I suicidi tra al corpo in 6 anni, dal 2013 dal 2018 sono stati 35, ma solo in questo anno sono già a 10. Vengono riportate sulla stampa solo le notizie negative relative a pochi isolati casi di infedeltà ai doveri, ma nulla viene detto dei sacrifici enormi che compie la quasi totalità degli agenti. Sono centinaia le aggressioni e i ferimenti ai danni di agenti.
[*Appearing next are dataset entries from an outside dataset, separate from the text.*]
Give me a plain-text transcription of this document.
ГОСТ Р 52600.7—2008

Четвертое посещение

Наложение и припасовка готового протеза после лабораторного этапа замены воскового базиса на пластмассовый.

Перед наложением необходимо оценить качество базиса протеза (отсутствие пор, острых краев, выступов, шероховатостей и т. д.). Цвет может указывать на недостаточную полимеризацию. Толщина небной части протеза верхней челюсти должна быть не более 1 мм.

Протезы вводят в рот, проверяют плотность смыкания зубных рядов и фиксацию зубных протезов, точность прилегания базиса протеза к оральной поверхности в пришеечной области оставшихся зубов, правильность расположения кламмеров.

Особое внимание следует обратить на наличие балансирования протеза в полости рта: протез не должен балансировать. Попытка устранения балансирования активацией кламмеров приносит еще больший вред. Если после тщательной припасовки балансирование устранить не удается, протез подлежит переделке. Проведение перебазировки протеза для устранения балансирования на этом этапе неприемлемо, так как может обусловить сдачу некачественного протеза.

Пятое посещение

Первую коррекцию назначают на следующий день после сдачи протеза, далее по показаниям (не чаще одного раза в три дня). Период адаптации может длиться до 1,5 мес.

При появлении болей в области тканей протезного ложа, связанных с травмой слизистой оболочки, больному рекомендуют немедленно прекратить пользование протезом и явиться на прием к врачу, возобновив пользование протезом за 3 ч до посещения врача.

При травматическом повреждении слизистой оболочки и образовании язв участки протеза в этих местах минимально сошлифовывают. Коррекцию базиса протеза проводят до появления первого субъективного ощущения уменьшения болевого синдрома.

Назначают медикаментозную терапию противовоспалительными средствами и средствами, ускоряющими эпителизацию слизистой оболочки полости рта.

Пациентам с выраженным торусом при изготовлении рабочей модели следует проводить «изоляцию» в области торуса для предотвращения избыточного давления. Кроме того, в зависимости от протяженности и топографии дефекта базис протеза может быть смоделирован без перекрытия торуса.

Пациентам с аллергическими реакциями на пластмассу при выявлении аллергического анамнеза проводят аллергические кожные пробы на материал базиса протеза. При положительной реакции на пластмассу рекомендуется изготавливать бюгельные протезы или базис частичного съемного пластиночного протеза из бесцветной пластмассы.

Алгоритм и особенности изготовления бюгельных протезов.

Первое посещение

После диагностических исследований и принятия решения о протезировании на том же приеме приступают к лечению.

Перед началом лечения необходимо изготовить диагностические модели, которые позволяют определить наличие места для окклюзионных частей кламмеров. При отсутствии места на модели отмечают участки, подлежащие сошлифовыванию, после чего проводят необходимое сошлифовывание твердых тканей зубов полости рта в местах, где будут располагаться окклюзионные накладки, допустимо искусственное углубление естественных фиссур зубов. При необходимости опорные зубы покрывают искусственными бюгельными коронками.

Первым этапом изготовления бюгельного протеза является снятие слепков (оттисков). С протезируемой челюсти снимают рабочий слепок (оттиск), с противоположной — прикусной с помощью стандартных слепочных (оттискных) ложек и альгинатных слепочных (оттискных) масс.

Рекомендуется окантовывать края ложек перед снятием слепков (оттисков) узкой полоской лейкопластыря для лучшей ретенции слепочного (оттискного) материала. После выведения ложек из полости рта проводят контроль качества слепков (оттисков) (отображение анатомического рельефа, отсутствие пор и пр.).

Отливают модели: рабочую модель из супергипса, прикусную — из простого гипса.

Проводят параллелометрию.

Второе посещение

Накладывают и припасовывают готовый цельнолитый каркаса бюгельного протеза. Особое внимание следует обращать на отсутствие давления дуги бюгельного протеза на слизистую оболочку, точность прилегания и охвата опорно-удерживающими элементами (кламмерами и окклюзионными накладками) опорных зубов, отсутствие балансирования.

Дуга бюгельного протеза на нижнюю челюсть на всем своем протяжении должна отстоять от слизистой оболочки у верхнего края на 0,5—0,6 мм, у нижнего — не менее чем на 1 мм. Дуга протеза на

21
L’altro giorno uno di noi ha salvato la vita a un detenuto affetto da hiv che stava in una pozza di sangue, noncurante del pericolo”, hanno riferito gli esponenti della penitenziaria chiedendo che anche il Csm si facesse carico della loro tutela giuridica e di immagine.
Gli agenti hanno anche lamentato la inadeguatezza dei sistemi di sicurezza, e cioè della disposizione che prevede la indiscriminata apertura delle celle con la conseguente perdita di controllo degli ambienti penitenziari che secondo gli agenti “va a danno dei detenuti più deboli ed è una delle cause dell’aumento dei casi di ferimento ai danni del personale penitenziario”.
Il presidente della Commissione Sebastiano Ardita, che insieme al laico Stefano Cavanna (Lega) era presente all’incontro – nel garantire il “massimo dell’attenzione sul delicato tema” – ha affermato che la Polizia Penitenziaria “rappresenta una risorsa di cui essere orgogliosi come italiani, che nessuna riforma che punti alla civiltà della pena può essere attuata senza scommettere sugli uomini e le donne del Corpo” e che si impegnerà affinché sia “aumentata il più possibile la collaborazione con l’autorità giudiziaria”.